J’évoque enfin le souci des vocations. Si la grande faveur m’a été donnée pouvoir ordonner deux prêtres (Philippe et Vincent) le dimanche qui a suivi mon installation, puis deux diacres (Alexandre et Yann) à Elne le dimanche de la solennité du Christ-Roi, j’ai la vive conscience que les vocations ne tombent pas du ciel comme par enchantement. Les prêtres, en particulier, ne naissent pas par génération spontanée ; ils sont le fruit d’une longue gestation spirituelle qui ne peut venir que du souci pastoral des communautés en leur ensemble et de leur intercession confiante et suppliante. « Priez le maître de la moisson d’envoyer des ouvriers à sa moisson », nous dit Jésus. C’est la seule demande expresse que le Seigneur adresse à ses disciples dans l’Évangile. C’est dire à quel point il importe que cette intention soit portée régulièrement au cours des célébrations dominicales et que, prêtres, diacres, laïcs tous ensemble, nous offrions les conditions optimales pour que résonne dans le cœur des enfants et des jeunes l’appel à suivre le Christ avec joie en se mettant au service de son Église. C’est toujours l’humus d’un peuple, sa prière et son témoignage qui, de près ou de loin, constituent le terreau sur lequel naissent et se développent les diverses vocations.

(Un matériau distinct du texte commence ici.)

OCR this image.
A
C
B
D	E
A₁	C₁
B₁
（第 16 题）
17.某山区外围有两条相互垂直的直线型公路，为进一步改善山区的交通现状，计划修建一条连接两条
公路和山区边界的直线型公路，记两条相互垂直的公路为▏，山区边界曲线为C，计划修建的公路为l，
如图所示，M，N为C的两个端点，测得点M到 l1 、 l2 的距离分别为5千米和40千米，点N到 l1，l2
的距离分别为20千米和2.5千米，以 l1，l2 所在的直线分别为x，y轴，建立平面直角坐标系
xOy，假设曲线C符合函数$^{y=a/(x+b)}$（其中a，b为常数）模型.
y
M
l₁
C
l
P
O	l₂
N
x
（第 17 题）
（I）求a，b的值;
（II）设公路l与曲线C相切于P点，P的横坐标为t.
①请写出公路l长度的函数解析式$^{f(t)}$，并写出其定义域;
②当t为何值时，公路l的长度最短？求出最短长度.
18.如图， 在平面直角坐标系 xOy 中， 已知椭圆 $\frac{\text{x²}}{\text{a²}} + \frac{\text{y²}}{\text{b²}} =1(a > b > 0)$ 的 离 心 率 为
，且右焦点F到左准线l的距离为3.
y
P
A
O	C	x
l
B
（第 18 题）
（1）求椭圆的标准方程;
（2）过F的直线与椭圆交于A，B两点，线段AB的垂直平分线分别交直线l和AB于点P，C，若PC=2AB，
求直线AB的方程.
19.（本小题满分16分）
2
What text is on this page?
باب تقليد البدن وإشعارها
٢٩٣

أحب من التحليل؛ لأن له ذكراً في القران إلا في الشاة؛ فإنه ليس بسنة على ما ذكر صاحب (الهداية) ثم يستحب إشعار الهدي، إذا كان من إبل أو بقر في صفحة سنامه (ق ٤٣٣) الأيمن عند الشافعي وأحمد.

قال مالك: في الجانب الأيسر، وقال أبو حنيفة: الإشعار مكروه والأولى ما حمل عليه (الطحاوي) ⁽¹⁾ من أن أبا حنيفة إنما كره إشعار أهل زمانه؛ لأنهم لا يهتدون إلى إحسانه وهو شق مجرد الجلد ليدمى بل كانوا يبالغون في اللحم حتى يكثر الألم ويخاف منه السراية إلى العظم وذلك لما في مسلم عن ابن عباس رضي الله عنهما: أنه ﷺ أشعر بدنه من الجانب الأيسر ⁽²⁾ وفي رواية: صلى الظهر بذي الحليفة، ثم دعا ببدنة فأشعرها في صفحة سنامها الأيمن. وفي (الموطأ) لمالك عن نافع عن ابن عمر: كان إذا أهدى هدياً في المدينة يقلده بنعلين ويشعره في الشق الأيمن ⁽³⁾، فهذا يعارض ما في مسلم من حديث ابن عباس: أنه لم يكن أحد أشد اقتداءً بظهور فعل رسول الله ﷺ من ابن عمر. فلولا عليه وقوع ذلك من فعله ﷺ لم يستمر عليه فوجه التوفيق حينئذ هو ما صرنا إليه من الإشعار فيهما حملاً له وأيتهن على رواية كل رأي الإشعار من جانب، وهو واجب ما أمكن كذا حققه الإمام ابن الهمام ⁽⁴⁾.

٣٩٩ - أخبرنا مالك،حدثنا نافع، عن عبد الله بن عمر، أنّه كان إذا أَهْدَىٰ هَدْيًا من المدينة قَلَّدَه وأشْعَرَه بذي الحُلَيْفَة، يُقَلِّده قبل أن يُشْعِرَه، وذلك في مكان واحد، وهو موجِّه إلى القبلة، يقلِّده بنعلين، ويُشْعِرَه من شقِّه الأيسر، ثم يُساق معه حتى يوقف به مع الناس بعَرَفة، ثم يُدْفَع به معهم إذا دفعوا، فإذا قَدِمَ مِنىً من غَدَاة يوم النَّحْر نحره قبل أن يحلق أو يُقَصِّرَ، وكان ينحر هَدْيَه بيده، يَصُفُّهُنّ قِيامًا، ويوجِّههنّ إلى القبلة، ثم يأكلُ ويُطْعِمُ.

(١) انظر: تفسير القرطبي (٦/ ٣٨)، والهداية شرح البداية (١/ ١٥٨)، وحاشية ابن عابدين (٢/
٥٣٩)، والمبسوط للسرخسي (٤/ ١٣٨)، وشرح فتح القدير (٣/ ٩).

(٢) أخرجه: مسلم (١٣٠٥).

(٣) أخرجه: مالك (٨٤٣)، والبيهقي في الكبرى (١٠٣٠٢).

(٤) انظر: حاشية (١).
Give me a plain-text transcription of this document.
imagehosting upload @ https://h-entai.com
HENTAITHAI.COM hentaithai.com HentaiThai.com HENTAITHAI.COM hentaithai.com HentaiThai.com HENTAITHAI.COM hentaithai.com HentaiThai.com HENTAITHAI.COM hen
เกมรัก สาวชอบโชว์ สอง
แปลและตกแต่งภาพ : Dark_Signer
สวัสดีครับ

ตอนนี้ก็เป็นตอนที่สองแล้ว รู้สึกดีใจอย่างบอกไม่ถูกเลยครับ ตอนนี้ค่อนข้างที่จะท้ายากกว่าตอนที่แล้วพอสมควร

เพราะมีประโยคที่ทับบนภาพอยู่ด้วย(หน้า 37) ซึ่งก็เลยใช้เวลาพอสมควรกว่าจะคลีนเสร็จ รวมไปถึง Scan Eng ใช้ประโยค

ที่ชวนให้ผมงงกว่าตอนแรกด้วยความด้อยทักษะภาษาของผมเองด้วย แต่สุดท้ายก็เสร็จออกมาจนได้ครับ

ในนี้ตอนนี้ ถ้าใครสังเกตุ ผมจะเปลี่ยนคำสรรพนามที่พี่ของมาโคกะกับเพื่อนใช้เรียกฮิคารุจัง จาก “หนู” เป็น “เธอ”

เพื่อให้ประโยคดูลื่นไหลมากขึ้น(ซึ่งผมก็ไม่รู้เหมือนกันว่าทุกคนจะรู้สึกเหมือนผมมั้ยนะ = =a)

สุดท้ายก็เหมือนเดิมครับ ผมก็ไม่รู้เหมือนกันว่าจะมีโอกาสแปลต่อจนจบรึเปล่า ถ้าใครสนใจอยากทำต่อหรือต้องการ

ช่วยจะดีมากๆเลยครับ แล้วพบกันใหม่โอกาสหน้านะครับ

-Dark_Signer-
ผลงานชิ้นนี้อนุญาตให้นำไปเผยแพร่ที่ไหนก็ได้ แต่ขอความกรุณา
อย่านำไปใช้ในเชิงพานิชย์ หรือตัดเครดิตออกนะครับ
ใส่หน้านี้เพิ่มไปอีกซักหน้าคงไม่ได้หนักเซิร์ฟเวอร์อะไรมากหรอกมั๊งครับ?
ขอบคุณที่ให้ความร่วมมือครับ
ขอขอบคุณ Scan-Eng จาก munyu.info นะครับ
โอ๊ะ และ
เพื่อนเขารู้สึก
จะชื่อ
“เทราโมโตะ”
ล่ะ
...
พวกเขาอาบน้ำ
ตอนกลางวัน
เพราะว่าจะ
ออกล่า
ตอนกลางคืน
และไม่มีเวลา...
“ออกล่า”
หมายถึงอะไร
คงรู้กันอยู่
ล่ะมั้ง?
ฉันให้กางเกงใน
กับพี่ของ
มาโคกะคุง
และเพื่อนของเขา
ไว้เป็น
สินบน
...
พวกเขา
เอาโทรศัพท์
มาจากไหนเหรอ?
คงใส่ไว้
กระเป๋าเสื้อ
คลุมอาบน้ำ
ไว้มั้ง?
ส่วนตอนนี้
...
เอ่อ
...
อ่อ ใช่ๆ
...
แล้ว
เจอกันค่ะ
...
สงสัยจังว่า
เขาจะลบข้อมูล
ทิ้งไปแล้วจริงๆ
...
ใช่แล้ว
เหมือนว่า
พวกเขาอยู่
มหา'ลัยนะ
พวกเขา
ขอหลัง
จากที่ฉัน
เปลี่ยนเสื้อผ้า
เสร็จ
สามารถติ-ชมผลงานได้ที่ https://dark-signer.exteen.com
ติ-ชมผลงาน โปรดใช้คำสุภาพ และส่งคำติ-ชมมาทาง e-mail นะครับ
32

Un message pour finir. Je l’exprime simplement par le beau mot de fraternité. Nous vivons en effet dans une société fracturée où l’aspiration à la fraternité et à la solidarité n’a jamais été aussi intense. Et c’est bien là que notre témoignage est attendu. Quand on lit les Actes des apôtres, on voit que la priorité de l’Église des premiers chrétiens n’est pas d’abord le culte. Elle s’organise à partir d’un essentiel : les relations fraternelles amoureusement tissées et sans cesse recréées lorsque les égoïsmes les fracturent. Nos pastorales doivent être inventives en promouvant la culture de la rencontre, autrement dit en donnant le champ libre à la spirale vertueuse de la réciprocité qui construit la communion et apporte la joie.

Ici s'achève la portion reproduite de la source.